This implies converting someone from slave to free should increase their life by 20+ years, approximately half the life time of a free person. Just multiplying, using 1 free person dead = 41 years lost, one slave freed = 21 years gained, we pass a cost benefit test.
Not quite. The lower life expectancy due to slavery may be the result of early malnourishment, say, which manumission would not fix.
I’ve seen, but have not investigated, arguments that the civil war and emancipation of slavery led to lower life expectancy among former slaves, and those sorts of claims should be addressed in this calculation.
One historical note I was not aware of until several months back, which was covered in a few books on related subjects which I read at the time, was that for more than a decade after the Civil War, the standard of living and level of equality experienced by recently free blacks was actually quite high. The levels of prejudice which led to the passage of the Jim Crow laws were actually cultivated by deliberately targeted propaganda by upper class industrialists who feared the political threat of lower class white and black laborers acting together as a voting bloc.
(I was initially skeptical of this as a posited explanation for the levels of prejudice which came about in ensuing decades, since humans can easily be induced to turn on each other without any pragmatic incentives, but not only do writings from those who were alive at the time reflect a genuinely dramatic nosedive in the state of racial relations, but some of those who were involved in the propaganda efforts wrote with surprising frankness about their intentions.)
It’s questionable how predictable this turn of events could have been prior to the emancipation, but had it been avoided, the quality of life for free black Americans in ensuing decades might have been considerably higher, and for a decade or so after the war, their quality of life was likely rather higher than we might expect.
The levels of prejudice which led to the passage of the Jim Crow laws were actually cultivated by deliberately targeted propaganda by upper class industrialists who feared the political threat of lower class white and black laborers acting together as a voting bloc.
I think the argument I saw hinged on the strife that happened after emancipation, which is perhaps an argument for more Reconstruction rather than an argument against emancipation. But I don’t remember it well enough; perhaps someone else has seen something similar.

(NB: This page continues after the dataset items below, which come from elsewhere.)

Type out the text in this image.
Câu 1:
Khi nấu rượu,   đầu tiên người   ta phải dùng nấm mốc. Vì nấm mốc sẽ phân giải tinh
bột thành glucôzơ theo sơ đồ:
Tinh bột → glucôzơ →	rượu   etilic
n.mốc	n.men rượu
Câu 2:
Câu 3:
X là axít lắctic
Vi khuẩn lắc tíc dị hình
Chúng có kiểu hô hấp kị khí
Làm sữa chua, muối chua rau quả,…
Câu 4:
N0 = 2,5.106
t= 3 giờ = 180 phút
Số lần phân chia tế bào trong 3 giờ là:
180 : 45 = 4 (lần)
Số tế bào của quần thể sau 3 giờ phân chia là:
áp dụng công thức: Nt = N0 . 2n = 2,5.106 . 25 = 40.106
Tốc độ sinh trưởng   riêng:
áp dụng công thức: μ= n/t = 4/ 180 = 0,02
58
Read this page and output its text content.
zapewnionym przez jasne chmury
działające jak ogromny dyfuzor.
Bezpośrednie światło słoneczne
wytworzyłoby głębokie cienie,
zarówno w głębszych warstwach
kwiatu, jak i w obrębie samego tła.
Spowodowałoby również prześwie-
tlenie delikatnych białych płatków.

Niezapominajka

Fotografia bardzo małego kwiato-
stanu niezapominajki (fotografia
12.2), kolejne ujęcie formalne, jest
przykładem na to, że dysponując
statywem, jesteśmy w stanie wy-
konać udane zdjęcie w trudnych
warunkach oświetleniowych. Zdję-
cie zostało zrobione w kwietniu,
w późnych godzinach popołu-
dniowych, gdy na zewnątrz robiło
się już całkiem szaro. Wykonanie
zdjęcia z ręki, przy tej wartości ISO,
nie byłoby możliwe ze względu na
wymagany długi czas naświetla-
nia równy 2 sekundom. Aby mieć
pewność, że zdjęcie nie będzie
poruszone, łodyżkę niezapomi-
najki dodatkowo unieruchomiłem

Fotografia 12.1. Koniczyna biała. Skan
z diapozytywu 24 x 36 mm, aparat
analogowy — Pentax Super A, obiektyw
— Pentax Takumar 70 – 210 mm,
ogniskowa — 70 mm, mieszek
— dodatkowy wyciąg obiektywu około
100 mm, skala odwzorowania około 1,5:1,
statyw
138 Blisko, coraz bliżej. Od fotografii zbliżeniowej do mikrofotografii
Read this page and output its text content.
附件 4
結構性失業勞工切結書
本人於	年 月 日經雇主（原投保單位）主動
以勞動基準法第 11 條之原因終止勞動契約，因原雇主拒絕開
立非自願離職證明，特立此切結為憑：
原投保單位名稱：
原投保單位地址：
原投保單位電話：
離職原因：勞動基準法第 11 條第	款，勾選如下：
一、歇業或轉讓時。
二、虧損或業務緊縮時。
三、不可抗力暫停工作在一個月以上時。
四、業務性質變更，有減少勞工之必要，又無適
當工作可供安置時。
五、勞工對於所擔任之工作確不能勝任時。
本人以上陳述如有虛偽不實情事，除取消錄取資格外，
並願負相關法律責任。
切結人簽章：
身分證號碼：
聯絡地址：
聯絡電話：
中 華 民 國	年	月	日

Sure, doing this calculation right would require a great deal more research. Certainly, my prior would be that freeing a slave would result in a longer life expectancy, but I would not expect the gap between slave and free to instantaneously close.
I just wanted to point out that the large slave/free life expectancy gap he was presenting can work against him- and as a result he wasn’t “shutting up and multiplying” correctly, which should undermine the weight of the sarcasm at the end of his post.
Not quite. The lower life expectancy due to slavery may be the result of early malnourishment, say, which manumission would not fix.
I’ve seen, but have not investigated, arguments that the civil war and emancipation of slavery led to lower life expectancy among former slaves, and those sorts of claims should be addressed in this calculation.
One historical note I was not aware of until several months back, which was covered in a few books on related subjects which I read at the time, was that for more than a decade after the Civil War, the standard of living and level of equality experienced by recently free blacks was actually quite high. The levels of prejudice which led to the passage of the Jim Crow laws were actually cultivated by deliberately targeted propaganda by upper class industrialists who feared the political threat of lower class white and black laborers acting together as a voting bloc.
(I was initially skeptical of this as a posited explanation for the levels of prejudice which came about in ensuing decades, since humans can easily be induced to turn on each other without any pragmatic incentives, but not only do writings from those who were alive at the time reflect a genuinely dramatic nosedive in the state of racial relations, but some of those who were involved in the propaganda efforts wrote with surprising frankness about their intentions.)
It’s questionable how predictable this turn of events could have been prior to the emancipation, but had it been avoided, the quality of life for free black Americans in ensuing decades might have been considerably higher, and for a decade or so after the war, their quality of life was likely rather higher than we might expect.
I think the argument I saw hinged on the strife that happened after emancipation, which is perhaps an argument for more Reconstruction rather than an argument against emancipation. But I don’t remember it well enough; perhaps someone else has seen something similar.
Sure, doing this calculation right would require a great deal more research. Certainly, my prior would be that freeing a slave would result in a longer life expectancy, but I would not expect the gap between slave and free to instantaneously close.
I just wanted to point out that the large slave/free life expectancy gap he was presenting can work against him- and as a result he wasn’t “shutting up and multiplying” correctly, which should undermine the weight of the sarcasm at the end of his post.